Just how honest is M’boro? We ask city’s stallholders
ACROSS Maryborough, stallholders are counting on the honesty of strangers.
In just about every main street in the city, stalls containing a variety of fruit and vegetables, or stacks of firewood give those passing by the chance to pick up a bargain.
But for some, even $2 is too much.
Tinana's Scott Barkle has a fruit and vegetable stall outside his home, managed by his partner.
They set up surveillance cameras to try to ward off those who would simply take the produce, rather than throwing a bit of change into the honesty box.
Mr Barkle said people enjoyed visiting the stall for fresh fruit and vegetables, including pineapples, sweet potatoes and zucchinis, and they got plenty of business.
There were also those who did the wrong thing.
One time, the entire fruit stall was stolen by some young men who left the produce lying on the ground.
They broke into the honesty box a little way down the road.
The raid on the honesty box earned the men a grand total of $9, Mr Barkle said.

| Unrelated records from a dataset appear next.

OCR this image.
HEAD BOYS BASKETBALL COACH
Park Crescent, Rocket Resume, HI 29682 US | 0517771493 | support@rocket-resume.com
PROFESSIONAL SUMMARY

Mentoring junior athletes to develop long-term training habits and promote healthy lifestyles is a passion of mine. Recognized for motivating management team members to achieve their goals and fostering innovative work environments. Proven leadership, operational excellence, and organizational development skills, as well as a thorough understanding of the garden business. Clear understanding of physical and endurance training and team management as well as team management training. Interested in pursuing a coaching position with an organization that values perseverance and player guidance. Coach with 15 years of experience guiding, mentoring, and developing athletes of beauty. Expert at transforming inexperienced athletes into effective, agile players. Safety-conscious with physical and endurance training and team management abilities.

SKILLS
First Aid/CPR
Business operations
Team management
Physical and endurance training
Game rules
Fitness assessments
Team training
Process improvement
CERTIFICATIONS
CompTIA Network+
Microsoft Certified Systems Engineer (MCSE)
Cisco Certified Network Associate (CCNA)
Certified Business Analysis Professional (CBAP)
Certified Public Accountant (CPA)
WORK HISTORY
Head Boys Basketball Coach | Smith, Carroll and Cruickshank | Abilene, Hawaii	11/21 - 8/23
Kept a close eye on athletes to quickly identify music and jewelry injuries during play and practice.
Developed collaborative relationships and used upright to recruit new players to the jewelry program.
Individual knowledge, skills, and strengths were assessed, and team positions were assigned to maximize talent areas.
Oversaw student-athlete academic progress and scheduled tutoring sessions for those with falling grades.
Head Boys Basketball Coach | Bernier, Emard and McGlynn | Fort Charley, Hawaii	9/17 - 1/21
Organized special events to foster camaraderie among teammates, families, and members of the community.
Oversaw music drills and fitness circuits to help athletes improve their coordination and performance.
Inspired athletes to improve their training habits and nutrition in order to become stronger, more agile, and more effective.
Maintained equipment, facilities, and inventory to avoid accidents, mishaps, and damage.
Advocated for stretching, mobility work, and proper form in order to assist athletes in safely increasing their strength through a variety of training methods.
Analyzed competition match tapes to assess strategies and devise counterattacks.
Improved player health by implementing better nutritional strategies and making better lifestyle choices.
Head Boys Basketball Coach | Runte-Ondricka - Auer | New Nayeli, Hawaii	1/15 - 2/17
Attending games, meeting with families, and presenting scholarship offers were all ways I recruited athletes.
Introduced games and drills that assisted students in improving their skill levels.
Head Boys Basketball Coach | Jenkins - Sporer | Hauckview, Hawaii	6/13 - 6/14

In Alice St, a colourful fruit and vegetable stall offers onions, tomatoes, beans and more.
Trish Saunders' daughter runs the stall, travelling to farms across the region to buy produce to sell.
She said 95 per cent of people were honest when it came to putting money in the box.
It had taken people a little while to adjust to a recent price increase of 50c, Ms Saunders said, but it was necessary because of how far her daughter had to travel to stock the stall.
Ms Saunders said business was slow during the pandemic lockdown when everyone was staying at home.
"If they did come, they got lots so they didn't have to go out again," she said.
"A lot of people came and got stuff for their neighbours."
On Saltwater Creek Rd, a big display of firewood is offered to passers-by.
Max Clarke stocks the stall at his daughter's home.
About a year ago, he noticed people were becoming more dishonest.
He wrote a few notes to post at the stall, encouraging people to do the right thing.
Now, he says, the majority are pretty good.
"It must make them think," he said.
One frustration remains.
Like clockwork, seven bags of firewood get taken with no payment, about every three weeks.
"It's been happening for about 12 months," Mr Clarke said.
He's thought about installing cameras but thinks it wouldn't stop people from doing the wrong thing.
In Odessa St Granville, Janene Slattery had run out of pineapples.
She sells them from a stand outside her home.
Ms Slattery does it for her brother-in-law, who owns a farm in Takura.
She first started running the stall about 12 months ago and, to her frustration, she found people, mainly kids, weren't being honest when taking the fruit.
Now she finds she has regulars who look out for her and tell her when people aren't doing the right thing.
These days it's a lot better and most people are honest, she said.